Zeichnungen: Jean Graton
Das Comic-Idol fährt seit über 60 Jahren erfolgreich Rennen. Vrrrrroooooom! Sein Schöpfer, Jean Graton, hat rund um die Hauptfigur einen ganzen Familienkosmos erfunden und die Welt der Automarke Vaillante gleich mitgeliefert. Eine Story, die sich im echten Leben fortschreibt: Die Geschichte von Michel Vaillant ist eng verknüpft mit der Vita von Philippe Graton, dem Sohn des berühmten Comic-Zeichners.
Die Wurzeln des Heldenepos Michel Vaillant reichen zurück bis in die 1950er-Jahre. Jean Graton ist damals ein junger Kerl und verrückt nach Motorsport. Selbst Rennen zu fahren, ist für ihn unmöglich. Ihm fehlt das Geld und möglicherweise auch etwas Talent.
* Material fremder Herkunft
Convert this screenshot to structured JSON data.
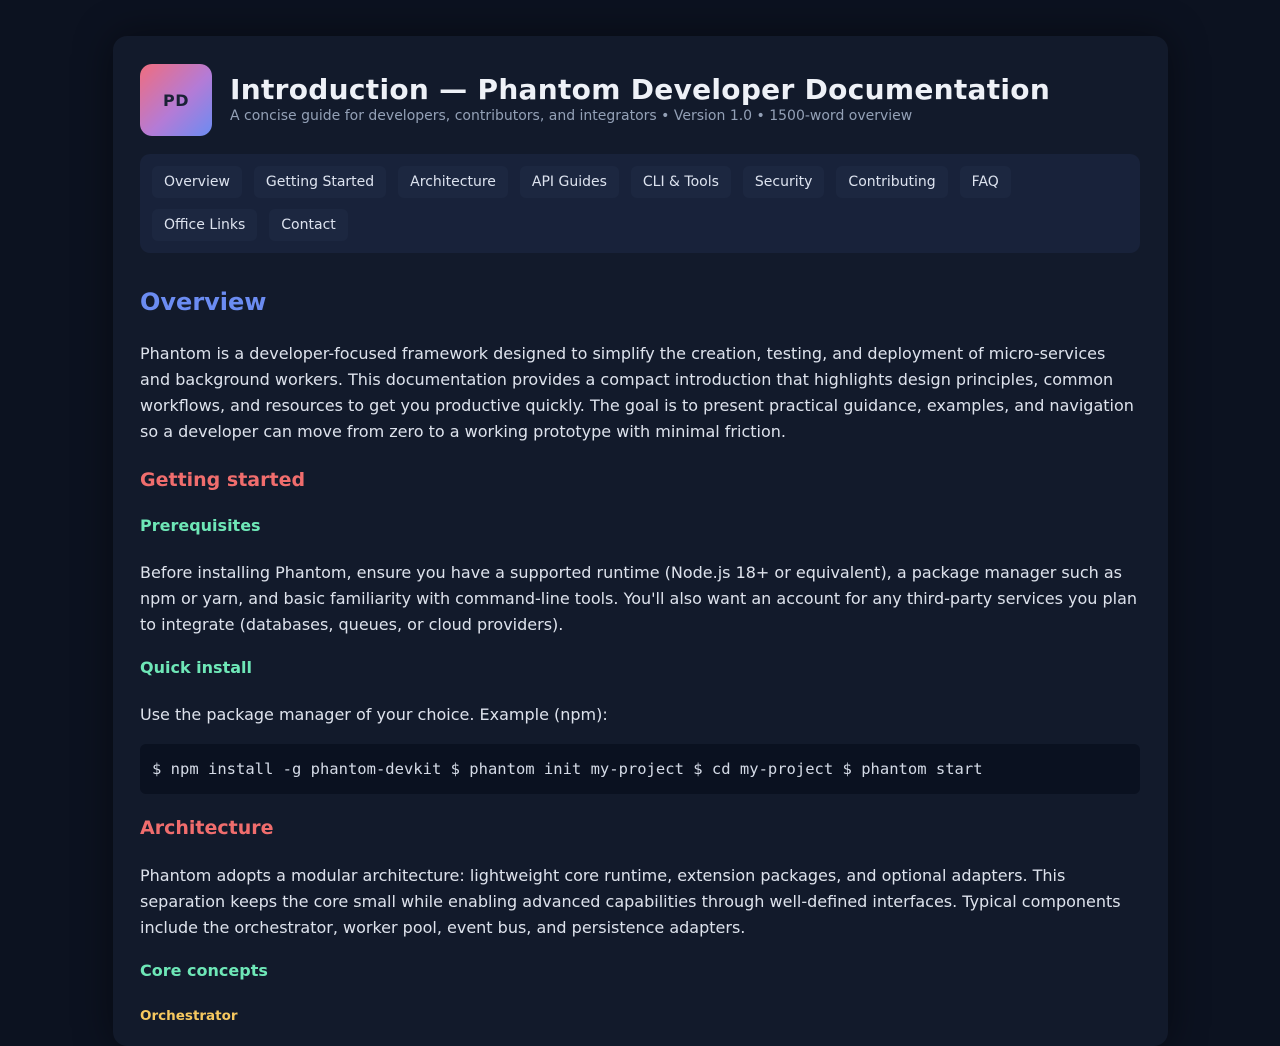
{
  "header": {
    "logo": "PD",
    "title": "Introduction — Phantom Developer Documentation",
    "subtitle": "A concise guide for developers, contributors, and integrators • Version 1.0 • 1500-word overview"
  },
  "nav": [
    "Overview",
    "Getting Started",
    "Architecture",
    "API Guides",
    "CLI & Tools",
    "Security",
    "Contributing",
    "FAQ",
    "Office Links",
    "Contact"
  ],
  "overview": {
    "heading": "Overview",
    "body": "Phantom is a developer-focused framework designed to simplify the creation, testing, and deployment of micro-services and background workers. This documentation provides a compact introduction that highlights design principles, common workflows, and resources to get you productive quickly. The goal is to present practical guidance, examples, and navigation so a developer can move from zero to a working prototype with minimal friction."
  },
  "getting_started": {
    "heading": "Getting started",
    "prereq_heading": "Prerequisites",
    "prereq_body": "Before installing Phantom, ensure you have a supported runtime (Node.js 18+ or equivalent), a package manager such as npm or yarn, and basic familiarity with command-line tools. You'll also want an account for any third-party services you plan to integrate (databases, queues, or cloud providers).",
    "install_heading": "Quick install",
    "install_body": "Use the package manager of your choice. Example (npm):",
    "install_code": "$ npm install -g phantom-devkit $ phantom init my-project $ cd my-project $ phantom start"
  },
  "architecture": {
    "heading": "Architecture",
    "body": "Phantom adopts a modular architecture: lightweight core runtime, extension packages, and optional adapters. This separation keeps the core small while enabling advanced capabilities through well-defined interfaces. Typical components include the orchestrator, worker pool, event bus, and persistence adapters.",
    "concepts_heading": "Core concepts",
    "orchestrator_heading": "Orchestrator"
  },
  "colors": {
    "accent_blue": "#6b8cf2",
    "accent_red": "#f06d6d",
    "accent_green": "#6ee7b7",
    "accent_yellow": "#f6c85f"
  }
}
Aber er zeichnet weltmeisterlich und kann durch den Job in einer Werbeagentur in die Comic-Welt hineinschnuppern – in ein Universum, in dem alles möglich ist. 1957 erfindet Graton Michel Vaillant, und einen Moment später öffnet sich für ihn auch die reale Welt des Motorsports.
Porsche 917: In der Welt von „Vaillant“ verschwimmen reale Fahrzeuge in fantastischen Szenerien. Als sogenannte Michel Vaillant Art Strips sind die limitierten Werke begehrt.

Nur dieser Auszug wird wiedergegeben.